Пожар был позднее и на соседнем с нами дворе, выгорело вчистую два барака. Начался он ночью, скорее всего от поджога, и многие пострадали. Запах гари долго преследовал меня, пока мы не уехали на новое место жительства.

Из нелепостей, связанных с катастрофами, остался в памяти случай, когда бабушка долгое время не возвращалась с Богородского кладбища. Все были в волнении – сердце у нее было слабое, – наконец бабушка пришла очень уставшая. Оказывается, когда она хотела сесть на трамвай, он ушел у нее из-под носа. На горке около фабрики у трамвая отказали тормоза, и он, набирая скорость, понесся до поворота Яузы, к мосту, где сошел с рельсов, протаранил единственный хлипкий домик на берегу, в нем погибла спящая старушка. Движение было остановлено, двухвагонный трамвай долго вытаскивали, а бабушка благодарила судьбу.

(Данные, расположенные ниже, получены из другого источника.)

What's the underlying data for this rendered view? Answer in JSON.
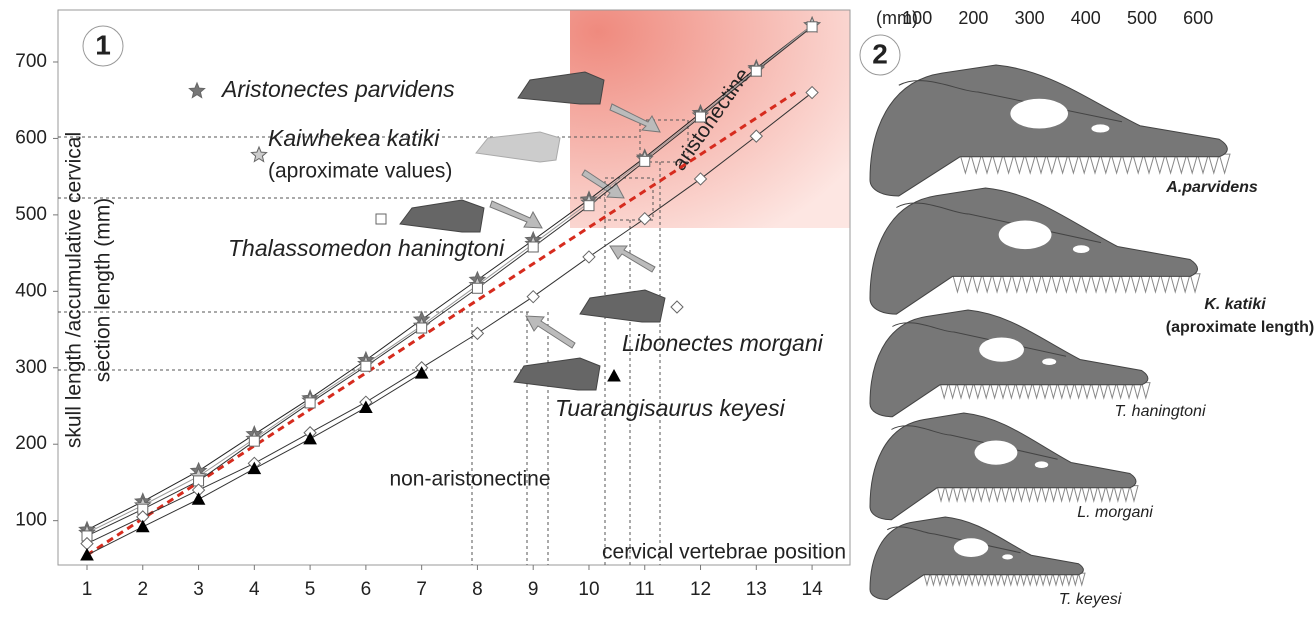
{
  "chart_data": {
    "type": "line",
    "xlabel": "cervical vertebrae position",
    "ylabel": [
      "skull length /accumulative cervical",
      "section length (mm)"
    ],
    "x": [
      1,
      2,
      3,
      4,
      5,
      6,
      7,
      8,
      9,
      10,
      11,
      12,
      13,
      14
    ],
    "xlim": [
      0.48,
      14.68
    ],
    "ylim": [
      42,
      768
    ],
    "xticks": [
      1,
      2,
      3,
      4,
      5,
      6,
      7,
      8,
      9,
      10,
      11,
      12,
      13,
      14
    ],
    "yticks": [
      100,
      200,
      300,
      400,
      500,
      600,
      700
    ],
    "series": [
      {
        "name": "Aristonectes parvidens",
        "color": "#222222",
        "marker": "star",
        "marker_color": "#777777",
        "values": [
          88,
          125,
          165,
          213,
          260,
          310,
          363,
          415,
          467,
          520,
          575,
          633,
          692,
          748
        ]
      },
      {
        "name": "Kaiwhekea katiki",
        "note": "(aproximate values)",
        "color": "#999999",
        "marker": "star",
        "marker_color": "#cccccc",
        "values": [
          84,
          120,
          158,
          207,
          257,
          305,
          355,
          408,
          462,
          516,
          573,
          630,
          690,
          748
        ]
      },
      {
        "name": "Thalassomedon haningtoni",
        "color": "#333333",
        "marker": "square",
        "marker_color": "#ffffff",
        "values": [
          80,
          115,
          152,
          204,
          254,
          302,
          352,
          404,
          458,
          512,
          570,
          628,
          688,
          746
        ]
      },
      {
        "name": "Libonectes morgani",
        "color": "#333333",
        "marker": "diamond",
        "marker_color": "#ffffff",
        "values": [
          70,
          105,
          140,
          175,
          215,
          255,
          300,
          345,
          393,
          445,
          495,
          547,
          603,
          660
        ]
      },
      {
        "name": "Tuarangisaurus keyesi",
        "color": "#333333",
        "marker": "triangle",
        "marker_color": "#000000",
        "values": [
          55,
          92,
          128,
          168,
          207,
          248,
          293,
          null,
          null,
          null,
          null,
          null,
          null,
          null
        ]
      }
    ],
    "trend": {
      "x": [
        1,
        13.7
      ],
      "values": [
        55,
        660
      ],
      "color": "#d62b1e"
    },
    "annotations": [
      "aristonectine",
      "non-aristonectine"
    ]
  },
  "panel_labels": [
    "1",
    "2"
  ],
  "scale": {
    "unit": "(mm)",
    "ticks": [
      100,
      200,
      300,
      400,
      500,
      600
    ]
  },
  "skulls": [
    [
      "A.parvidens"
    ],
    [
      "K. katiki",
      "(aproximate length)"
    ],
    [
      "T. haningtoni"
    ],
    [
      "L. morgani"
    ],
    [
      "T. keyesi"
    ]
  ]
}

Не драматическим, но оставшимся на всю жизнь впечатлением был поход нашего класса в ближайшую музыкальную школу. Звуки окружили нас с первого и антресолей второго этажа, голос неземной красоты пел арию из оперы «Снегурочка» Н. Римского-Корсакова. Совершенно завороженный, я отстал от группы, куда-то забился и плакал от переполнивших чувств.

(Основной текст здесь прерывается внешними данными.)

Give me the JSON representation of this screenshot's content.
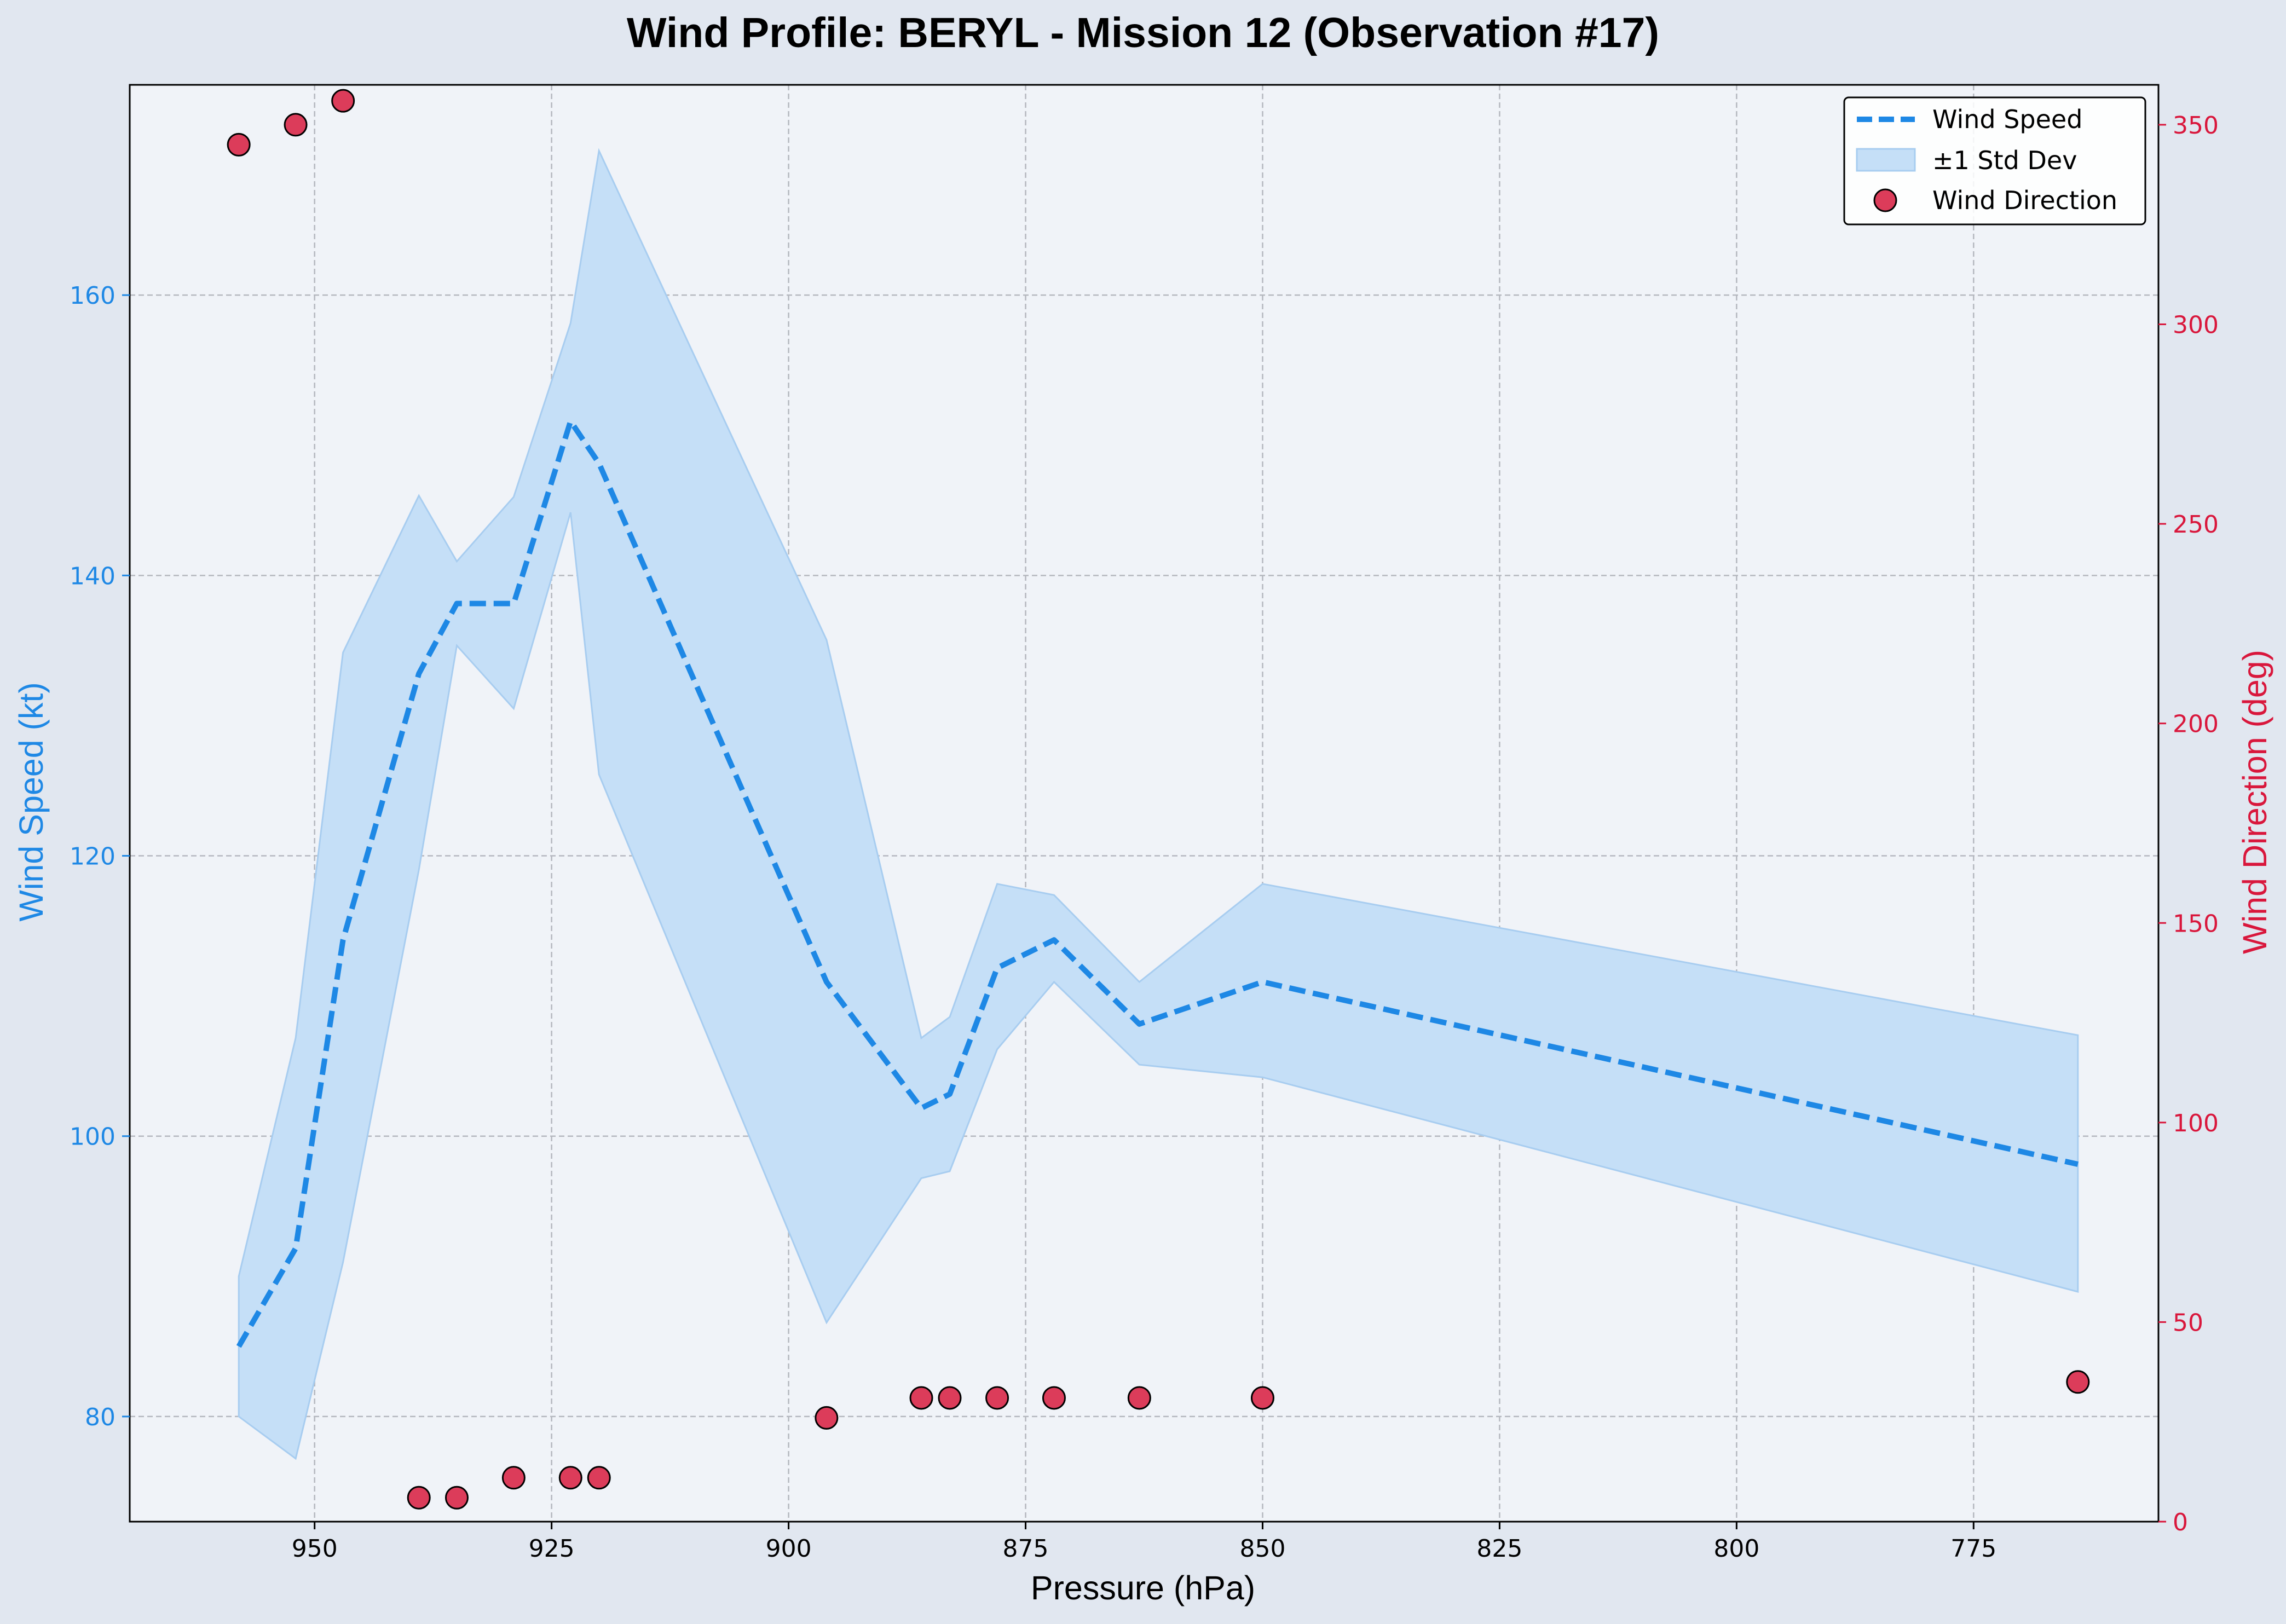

В марте 1953 года вся страна скорбела о смерти Сталина. Бабушка лежала на кровати, плакала и причитала, ревели гудки, гул плыл над Сокольниками. Одна моя мудрая тетка сказала ближним, как отрезала: «Хуже не будет». Видимо, со студенческой скамьи она знала что-то неизвестное нам. В 1954 году мы переехали на проспект Мира. Начиналась новая, более удобная жизнь в отдельной квартире, с ванной и собственной кухней, приличными заработками отца, без ночных дежурств у магазинов, но я долго вспоминал свой двор и иногда приходил в него мимо Чертова мостика, прудов, к нашему 5-му Лучевому, его липам и березам, цветущим лугам, полному пения птиц Лосиноостровскому лесу.

Через пятое без десятого (Жизнь на Ярославке)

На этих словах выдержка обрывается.